El malestar se extiende por los rellanos. Tanto hasta que se cuestiona el compromiso que adquirieron las administraciones (Estado, Junta y Ayuntamiento) con los supervivientes: «Prometieron mucho, pero no han hecho tanto; pues nos dieron un piso nuevo vacío y una única ayuda de 3.000 euros». Eso sí, frente a este «desgano político», los vecinos del número 4 de Consuelo de los Afligidos agradecen las ayudas desinteresadas del letrado Joaquín Moeckel y del periodista Carlos Herrera con la organización de «festivales y eventos taurinos».
Hace unos años aterrizaba en el vecindario, Manoli Hernández, que ha hecho suya esta lucha asumiendo la presidencia de la comunidad: «Vivía en Las Vegas, pero se me ponen los pelos de punta con solo hablar de ello... Aquí hay muchos que están traumatizados.
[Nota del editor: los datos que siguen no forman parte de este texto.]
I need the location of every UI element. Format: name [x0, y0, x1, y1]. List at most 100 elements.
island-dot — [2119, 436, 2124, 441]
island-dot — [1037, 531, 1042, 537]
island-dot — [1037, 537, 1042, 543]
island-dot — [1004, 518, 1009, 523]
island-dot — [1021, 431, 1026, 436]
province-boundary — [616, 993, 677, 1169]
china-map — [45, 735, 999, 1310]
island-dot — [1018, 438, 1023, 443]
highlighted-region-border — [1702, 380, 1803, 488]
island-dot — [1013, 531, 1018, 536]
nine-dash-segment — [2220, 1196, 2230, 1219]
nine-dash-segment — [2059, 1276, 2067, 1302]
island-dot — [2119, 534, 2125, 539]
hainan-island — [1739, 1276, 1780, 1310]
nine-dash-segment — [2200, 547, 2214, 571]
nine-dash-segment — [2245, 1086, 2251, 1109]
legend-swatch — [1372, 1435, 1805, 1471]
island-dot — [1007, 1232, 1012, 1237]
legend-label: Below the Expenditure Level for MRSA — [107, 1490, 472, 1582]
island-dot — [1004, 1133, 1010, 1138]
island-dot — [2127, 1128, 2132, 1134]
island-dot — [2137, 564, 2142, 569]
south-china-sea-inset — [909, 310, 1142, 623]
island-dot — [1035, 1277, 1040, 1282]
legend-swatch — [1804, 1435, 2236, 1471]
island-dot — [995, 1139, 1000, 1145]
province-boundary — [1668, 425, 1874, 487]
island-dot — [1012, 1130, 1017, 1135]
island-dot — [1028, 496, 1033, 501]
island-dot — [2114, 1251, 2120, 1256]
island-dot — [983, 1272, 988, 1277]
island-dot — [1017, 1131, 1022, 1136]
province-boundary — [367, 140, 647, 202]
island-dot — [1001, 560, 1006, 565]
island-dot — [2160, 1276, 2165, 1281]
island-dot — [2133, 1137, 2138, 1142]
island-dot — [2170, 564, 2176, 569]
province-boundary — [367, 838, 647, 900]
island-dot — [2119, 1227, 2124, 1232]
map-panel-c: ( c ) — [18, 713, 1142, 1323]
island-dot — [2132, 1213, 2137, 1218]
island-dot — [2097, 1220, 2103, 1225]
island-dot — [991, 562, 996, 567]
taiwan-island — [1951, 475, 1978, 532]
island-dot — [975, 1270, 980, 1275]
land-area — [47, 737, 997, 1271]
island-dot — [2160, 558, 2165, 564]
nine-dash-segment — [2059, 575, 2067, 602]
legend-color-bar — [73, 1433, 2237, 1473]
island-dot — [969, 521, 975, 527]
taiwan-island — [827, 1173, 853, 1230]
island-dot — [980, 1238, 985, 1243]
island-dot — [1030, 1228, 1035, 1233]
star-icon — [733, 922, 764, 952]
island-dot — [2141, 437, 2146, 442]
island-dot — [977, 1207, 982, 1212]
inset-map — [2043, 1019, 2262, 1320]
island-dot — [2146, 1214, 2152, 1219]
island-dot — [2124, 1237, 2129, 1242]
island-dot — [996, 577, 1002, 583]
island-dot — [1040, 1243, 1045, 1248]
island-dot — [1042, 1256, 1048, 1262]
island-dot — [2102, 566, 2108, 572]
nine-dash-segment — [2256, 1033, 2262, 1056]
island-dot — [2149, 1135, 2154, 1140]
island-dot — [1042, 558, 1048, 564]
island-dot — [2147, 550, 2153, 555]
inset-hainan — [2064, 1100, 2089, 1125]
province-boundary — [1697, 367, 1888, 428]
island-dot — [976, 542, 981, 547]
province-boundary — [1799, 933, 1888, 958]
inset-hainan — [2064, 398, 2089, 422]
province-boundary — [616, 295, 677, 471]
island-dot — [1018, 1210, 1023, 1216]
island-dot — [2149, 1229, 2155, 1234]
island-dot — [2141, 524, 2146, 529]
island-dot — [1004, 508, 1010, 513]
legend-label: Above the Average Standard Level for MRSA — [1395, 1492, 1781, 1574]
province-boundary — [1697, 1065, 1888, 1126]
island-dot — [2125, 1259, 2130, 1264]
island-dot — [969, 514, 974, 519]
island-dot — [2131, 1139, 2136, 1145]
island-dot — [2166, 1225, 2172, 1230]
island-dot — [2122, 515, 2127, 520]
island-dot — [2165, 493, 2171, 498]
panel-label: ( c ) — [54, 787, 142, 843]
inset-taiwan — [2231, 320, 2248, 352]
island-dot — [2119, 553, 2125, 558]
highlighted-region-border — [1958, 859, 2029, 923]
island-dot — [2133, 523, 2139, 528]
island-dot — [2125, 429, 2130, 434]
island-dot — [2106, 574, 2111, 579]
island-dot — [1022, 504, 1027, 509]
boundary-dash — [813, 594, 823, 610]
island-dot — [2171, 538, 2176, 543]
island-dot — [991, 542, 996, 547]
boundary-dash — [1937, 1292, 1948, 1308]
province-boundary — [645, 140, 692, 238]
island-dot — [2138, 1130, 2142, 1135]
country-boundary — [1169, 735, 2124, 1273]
Es difícil superarlo. Quizás, por ello, en un primer momento dudó cuando le ofrecieron una de estas viviendas: «No me quería venir. No me gusta este bloque, pues se ha hecho muy a la ligera y tiene problemas». Manoli se remite a los hechos y describe los continuos problemas que han tenido: «Las placas solares, que finalmente se han retirado; las humedades de los pisos superiores; y las ratas y cucarachas que van y vienen a causa del deterioro del cuarto de contadores y de la arqueta que hay debajo la escalera». Achaques que, como concluye, dificultan la normalización de este bloque de Las Letanías que continúa supurando heridas en una pulso diario por desdibujar la memoria de la tragedia.